Le monde «créatif et imprévisible» de l’art et le monde «cartésien et exact» d’une banque cantonale peuvent-ils coexister? Nous avons posé la question à Katrin Sperry, curatrice indépendante chargée de la gestion de quelque 2000 œuvres d’art et de leur installation sur les nouveaux sites de la BCBE.

Madame Sperry, un certain nombre d’idées reçues circule sur l’art et le monde bancaire. Personnellement, j’associe le monde de l’art à l’expression d’une liberté absolue, à l’ouverture, mais aussi au chaos. Est-ce compatible avec une banque? 

Selon moi, oui, à tous points de vue. Le monde des artistes est certes libre, ouvert, voire chaotique, mais n’oublions pas que la création artistique est aussi un dur labeur. De plus, l’art a également une dimension matérielle et peut être un investissement.

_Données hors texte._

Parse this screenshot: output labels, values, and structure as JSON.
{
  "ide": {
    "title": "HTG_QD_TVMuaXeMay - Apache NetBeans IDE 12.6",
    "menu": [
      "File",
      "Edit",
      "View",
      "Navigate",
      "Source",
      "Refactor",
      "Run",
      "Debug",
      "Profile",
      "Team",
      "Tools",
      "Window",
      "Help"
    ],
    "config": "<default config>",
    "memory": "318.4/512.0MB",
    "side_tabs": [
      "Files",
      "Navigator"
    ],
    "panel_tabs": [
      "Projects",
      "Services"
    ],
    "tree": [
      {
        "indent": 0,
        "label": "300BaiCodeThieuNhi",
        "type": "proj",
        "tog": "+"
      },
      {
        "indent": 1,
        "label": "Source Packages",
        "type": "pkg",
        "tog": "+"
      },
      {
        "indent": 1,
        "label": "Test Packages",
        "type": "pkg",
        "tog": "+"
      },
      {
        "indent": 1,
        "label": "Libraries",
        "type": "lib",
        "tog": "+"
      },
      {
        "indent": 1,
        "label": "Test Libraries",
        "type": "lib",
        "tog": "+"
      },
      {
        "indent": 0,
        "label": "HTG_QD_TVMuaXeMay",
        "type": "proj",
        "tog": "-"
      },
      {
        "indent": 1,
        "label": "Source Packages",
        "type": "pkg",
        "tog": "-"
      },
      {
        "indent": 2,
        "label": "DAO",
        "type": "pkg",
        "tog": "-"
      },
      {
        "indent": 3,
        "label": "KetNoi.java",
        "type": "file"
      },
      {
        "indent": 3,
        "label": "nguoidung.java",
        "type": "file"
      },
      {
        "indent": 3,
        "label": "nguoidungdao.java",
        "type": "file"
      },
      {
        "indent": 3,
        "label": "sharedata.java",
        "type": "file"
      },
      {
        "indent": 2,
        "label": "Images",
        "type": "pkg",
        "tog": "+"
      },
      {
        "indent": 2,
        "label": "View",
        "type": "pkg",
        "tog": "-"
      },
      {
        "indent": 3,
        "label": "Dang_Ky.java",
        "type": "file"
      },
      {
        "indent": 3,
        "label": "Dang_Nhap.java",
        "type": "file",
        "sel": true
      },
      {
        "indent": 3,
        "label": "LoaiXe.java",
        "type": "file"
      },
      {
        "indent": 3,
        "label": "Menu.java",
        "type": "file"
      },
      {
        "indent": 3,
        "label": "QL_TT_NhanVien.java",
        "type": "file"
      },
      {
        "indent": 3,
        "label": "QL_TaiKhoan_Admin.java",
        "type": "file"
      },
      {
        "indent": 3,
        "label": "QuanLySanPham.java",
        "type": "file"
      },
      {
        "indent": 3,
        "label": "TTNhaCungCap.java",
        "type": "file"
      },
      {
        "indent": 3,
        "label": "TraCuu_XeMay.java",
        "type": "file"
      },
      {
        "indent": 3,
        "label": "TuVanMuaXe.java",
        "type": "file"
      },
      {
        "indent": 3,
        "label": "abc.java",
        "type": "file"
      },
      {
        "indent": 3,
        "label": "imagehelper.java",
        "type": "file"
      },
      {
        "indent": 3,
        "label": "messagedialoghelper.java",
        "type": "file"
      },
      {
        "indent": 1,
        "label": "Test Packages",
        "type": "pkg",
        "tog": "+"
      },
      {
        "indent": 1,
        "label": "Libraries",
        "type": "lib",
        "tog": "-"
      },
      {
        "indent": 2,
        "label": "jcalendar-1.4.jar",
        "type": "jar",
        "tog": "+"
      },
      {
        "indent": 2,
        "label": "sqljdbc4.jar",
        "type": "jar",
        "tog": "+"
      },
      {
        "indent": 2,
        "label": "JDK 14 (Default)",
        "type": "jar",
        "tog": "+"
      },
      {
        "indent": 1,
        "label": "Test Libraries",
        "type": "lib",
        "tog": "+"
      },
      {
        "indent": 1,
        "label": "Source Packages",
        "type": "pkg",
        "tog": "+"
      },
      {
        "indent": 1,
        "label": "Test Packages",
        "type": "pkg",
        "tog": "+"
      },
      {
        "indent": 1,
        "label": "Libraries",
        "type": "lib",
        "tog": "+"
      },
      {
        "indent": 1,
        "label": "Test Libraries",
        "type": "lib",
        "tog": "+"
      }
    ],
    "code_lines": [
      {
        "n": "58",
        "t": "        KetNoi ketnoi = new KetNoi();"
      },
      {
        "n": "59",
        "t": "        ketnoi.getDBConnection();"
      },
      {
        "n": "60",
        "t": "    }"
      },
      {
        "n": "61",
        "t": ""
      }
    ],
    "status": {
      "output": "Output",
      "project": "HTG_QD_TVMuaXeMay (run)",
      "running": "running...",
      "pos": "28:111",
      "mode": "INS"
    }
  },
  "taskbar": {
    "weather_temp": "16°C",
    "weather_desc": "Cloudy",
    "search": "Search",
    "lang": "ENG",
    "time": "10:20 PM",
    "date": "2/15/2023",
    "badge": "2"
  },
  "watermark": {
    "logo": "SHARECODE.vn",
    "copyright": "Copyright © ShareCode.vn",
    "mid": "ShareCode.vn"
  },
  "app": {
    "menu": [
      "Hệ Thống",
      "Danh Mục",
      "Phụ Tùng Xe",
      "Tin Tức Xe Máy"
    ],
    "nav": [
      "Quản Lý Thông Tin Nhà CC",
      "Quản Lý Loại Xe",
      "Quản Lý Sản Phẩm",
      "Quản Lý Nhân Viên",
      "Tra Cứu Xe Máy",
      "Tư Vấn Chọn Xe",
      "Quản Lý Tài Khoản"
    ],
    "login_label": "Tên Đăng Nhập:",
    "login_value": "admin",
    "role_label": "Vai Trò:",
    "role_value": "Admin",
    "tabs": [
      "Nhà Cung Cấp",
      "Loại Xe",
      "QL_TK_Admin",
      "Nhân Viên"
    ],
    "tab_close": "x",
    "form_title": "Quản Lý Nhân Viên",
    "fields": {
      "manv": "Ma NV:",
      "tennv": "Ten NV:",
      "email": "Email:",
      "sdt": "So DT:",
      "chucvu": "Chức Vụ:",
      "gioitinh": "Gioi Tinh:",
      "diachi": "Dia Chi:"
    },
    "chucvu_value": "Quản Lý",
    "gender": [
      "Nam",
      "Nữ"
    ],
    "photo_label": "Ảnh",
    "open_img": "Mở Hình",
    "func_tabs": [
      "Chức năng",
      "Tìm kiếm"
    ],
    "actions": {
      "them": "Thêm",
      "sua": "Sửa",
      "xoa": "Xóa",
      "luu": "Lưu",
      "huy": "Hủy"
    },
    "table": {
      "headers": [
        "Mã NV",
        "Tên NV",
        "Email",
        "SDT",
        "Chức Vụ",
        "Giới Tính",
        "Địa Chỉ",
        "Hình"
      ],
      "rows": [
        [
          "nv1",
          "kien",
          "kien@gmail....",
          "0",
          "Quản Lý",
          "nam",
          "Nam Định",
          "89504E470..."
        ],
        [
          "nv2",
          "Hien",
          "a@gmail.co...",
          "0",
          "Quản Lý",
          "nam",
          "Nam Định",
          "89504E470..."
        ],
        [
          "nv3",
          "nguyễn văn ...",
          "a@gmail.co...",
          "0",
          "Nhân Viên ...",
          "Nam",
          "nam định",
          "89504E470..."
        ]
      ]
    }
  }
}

Autrefois, les banques acceptaient même les œuvres d’art directement en paiement, notamment en remboursement de crédits. Par ailleurs, pour les conseillères et conseillers en placement, l’art est, tout comme l’or, un «actif alternatif» permettant de diversifier une fortune. À la BCBE, l’art n’a pas du tout cette fonction et c’est un choix assumé.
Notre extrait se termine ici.